Coronavirus: con il DPCM del 26 aprile 2020, pubblicato in Gazzetta Ufficiale il 27 aprile, si da il via alla fase 2.

Da lunedì 4 maggio le prime riaperture: ripartiranno, tra gli altri, le imprese di costruzioni, le industrie manifatturiere, estrattiva, automobilistica, tessile e del vetro. Via libera anche alla fabbricazione dei mobili e al commercio all’ingrosso funzionale.

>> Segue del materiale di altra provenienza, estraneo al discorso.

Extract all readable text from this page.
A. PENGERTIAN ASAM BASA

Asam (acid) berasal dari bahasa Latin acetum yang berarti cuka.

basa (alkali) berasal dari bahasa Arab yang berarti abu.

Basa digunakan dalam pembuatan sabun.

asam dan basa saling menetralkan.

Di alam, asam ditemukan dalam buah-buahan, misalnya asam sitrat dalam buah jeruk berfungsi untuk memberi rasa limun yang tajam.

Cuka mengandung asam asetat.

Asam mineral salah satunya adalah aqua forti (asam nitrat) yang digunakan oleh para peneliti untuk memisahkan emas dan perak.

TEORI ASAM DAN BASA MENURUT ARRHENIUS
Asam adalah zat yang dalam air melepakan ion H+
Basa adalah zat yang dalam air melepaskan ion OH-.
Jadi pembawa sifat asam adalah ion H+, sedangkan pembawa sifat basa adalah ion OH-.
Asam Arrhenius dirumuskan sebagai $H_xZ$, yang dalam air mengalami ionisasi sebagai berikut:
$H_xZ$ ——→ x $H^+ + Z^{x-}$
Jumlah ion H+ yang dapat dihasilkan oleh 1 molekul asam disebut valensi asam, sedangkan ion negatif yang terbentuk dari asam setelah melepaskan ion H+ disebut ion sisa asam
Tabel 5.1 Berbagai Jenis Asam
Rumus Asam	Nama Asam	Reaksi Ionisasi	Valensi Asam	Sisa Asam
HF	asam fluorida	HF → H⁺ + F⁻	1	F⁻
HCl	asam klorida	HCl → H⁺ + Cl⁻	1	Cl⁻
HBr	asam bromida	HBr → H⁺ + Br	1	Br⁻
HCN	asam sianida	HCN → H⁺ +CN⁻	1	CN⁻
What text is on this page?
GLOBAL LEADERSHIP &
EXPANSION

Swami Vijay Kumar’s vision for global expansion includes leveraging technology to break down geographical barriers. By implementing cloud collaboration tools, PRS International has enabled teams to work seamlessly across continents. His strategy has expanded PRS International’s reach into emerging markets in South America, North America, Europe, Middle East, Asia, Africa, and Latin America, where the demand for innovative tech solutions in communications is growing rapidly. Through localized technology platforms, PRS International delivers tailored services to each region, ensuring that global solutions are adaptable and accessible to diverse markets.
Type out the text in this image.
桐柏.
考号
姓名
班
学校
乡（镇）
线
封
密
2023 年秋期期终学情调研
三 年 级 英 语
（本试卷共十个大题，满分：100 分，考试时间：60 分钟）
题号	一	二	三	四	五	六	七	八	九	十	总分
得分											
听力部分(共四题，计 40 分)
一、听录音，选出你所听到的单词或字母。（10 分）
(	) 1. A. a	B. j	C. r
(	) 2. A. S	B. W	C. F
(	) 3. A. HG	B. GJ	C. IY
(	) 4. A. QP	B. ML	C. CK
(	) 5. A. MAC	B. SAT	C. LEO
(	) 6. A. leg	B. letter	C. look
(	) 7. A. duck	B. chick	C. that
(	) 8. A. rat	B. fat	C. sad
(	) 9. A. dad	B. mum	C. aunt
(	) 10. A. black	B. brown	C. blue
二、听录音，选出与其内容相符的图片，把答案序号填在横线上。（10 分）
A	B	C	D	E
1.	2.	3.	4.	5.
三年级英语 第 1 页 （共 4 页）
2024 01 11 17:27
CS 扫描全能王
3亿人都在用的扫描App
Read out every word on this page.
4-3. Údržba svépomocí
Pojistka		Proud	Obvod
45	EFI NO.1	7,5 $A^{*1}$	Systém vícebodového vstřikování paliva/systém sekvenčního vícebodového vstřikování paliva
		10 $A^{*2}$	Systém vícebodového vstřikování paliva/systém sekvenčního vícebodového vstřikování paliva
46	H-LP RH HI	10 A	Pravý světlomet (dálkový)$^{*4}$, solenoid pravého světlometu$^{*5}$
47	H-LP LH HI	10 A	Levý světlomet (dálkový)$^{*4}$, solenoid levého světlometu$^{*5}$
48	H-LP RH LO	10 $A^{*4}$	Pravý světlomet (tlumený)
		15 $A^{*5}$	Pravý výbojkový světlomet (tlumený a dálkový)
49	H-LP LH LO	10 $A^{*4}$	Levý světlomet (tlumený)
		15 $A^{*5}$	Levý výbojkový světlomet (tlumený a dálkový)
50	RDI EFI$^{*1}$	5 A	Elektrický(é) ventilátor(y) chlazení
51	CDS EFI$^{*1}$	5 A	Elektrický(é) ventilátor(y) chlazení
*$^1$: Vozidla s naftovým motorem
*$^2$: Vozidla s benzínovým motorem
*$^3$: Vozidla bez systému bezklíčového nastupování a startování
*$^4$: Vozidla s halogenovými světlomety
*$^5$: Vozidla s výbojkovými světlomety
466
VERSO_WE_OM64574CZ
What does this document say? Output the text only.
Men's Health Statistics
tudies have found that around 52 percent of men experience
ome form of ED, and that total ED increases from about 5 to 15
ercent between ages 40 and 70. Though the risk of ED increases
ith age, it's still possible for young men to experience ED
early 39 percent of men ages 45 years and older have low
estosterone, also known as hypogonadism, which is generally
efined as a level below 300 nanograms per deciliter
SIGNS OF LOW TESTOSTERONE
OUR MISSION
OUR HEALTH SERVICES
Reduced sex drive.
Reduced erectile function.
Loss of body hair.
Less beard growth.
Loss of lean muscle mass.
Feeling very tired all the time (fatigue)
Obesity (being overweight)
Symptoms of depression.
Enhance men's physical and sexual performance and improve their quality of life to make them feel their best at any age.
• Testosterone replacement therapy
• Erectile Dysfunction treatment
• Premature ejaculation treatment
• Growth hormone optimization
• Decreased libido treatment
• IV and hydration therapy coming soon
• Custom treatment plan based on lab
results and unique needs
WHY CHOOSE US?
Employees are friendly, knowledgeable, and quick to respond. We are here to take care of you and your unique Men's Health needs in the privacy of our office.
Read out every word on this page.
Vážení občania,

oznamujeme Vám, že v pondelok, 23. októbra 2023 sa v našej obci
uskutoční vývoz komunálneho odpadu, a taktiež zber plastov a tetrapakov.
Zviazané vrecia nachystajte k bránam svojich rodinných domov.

I datori di lavoro privati potranno continuare ad applicare il lavoro agile a ogni rapporto subordinato, sempre tramite la procedura semplificata ed in assenza di accordi individuali. Per le attività professionali, inoltre, si raccomanda sempre il ricorso allo smart working ove possibile e l’assunzione di protocolli di sicurezza anti-contagio. Nei casi in cui non si possa rispettare la distanza di un metro, il Decreto stabilisce “l’adozione di strumenti di protezione individuale”.

Per quanto riguarda la mobilità delle persone, si potrà tornare a muoversi da un Comune all’altro entro la stessa Regione per motivi di lavoro, salute o “necessità e urgenza”. Tra le autorizzazioni previste dal Decreto, anche “gli spostamenti per incontrare congiunti, purché venga rispettato il divieto di assembramento e il distanziamento e vengano utilizzate protezioni delle vie respiratorie”.

 

ORDINANZA REGIONE LOMBARDIA (leggi l’ordinanza n. 537)

L’Ordinanza n. 537 del 30 aprile 2020 firmata dal Presidente Attilio Fontana, dispone alcune specifiche indicazioni valide per la Lombardia dal 4 al 17 maggio, integrando le norme nazionali previste dal DPCM del 26 aprile.

Nell’Ordinanza sono confermate: l’obbligatorietà dell’uso delle mascherine, o indumenti utili a coprire naso e bocca e alcune disposizioni per i mercati all’aperto, per il commercio al dettaglio e per altre attività economiche.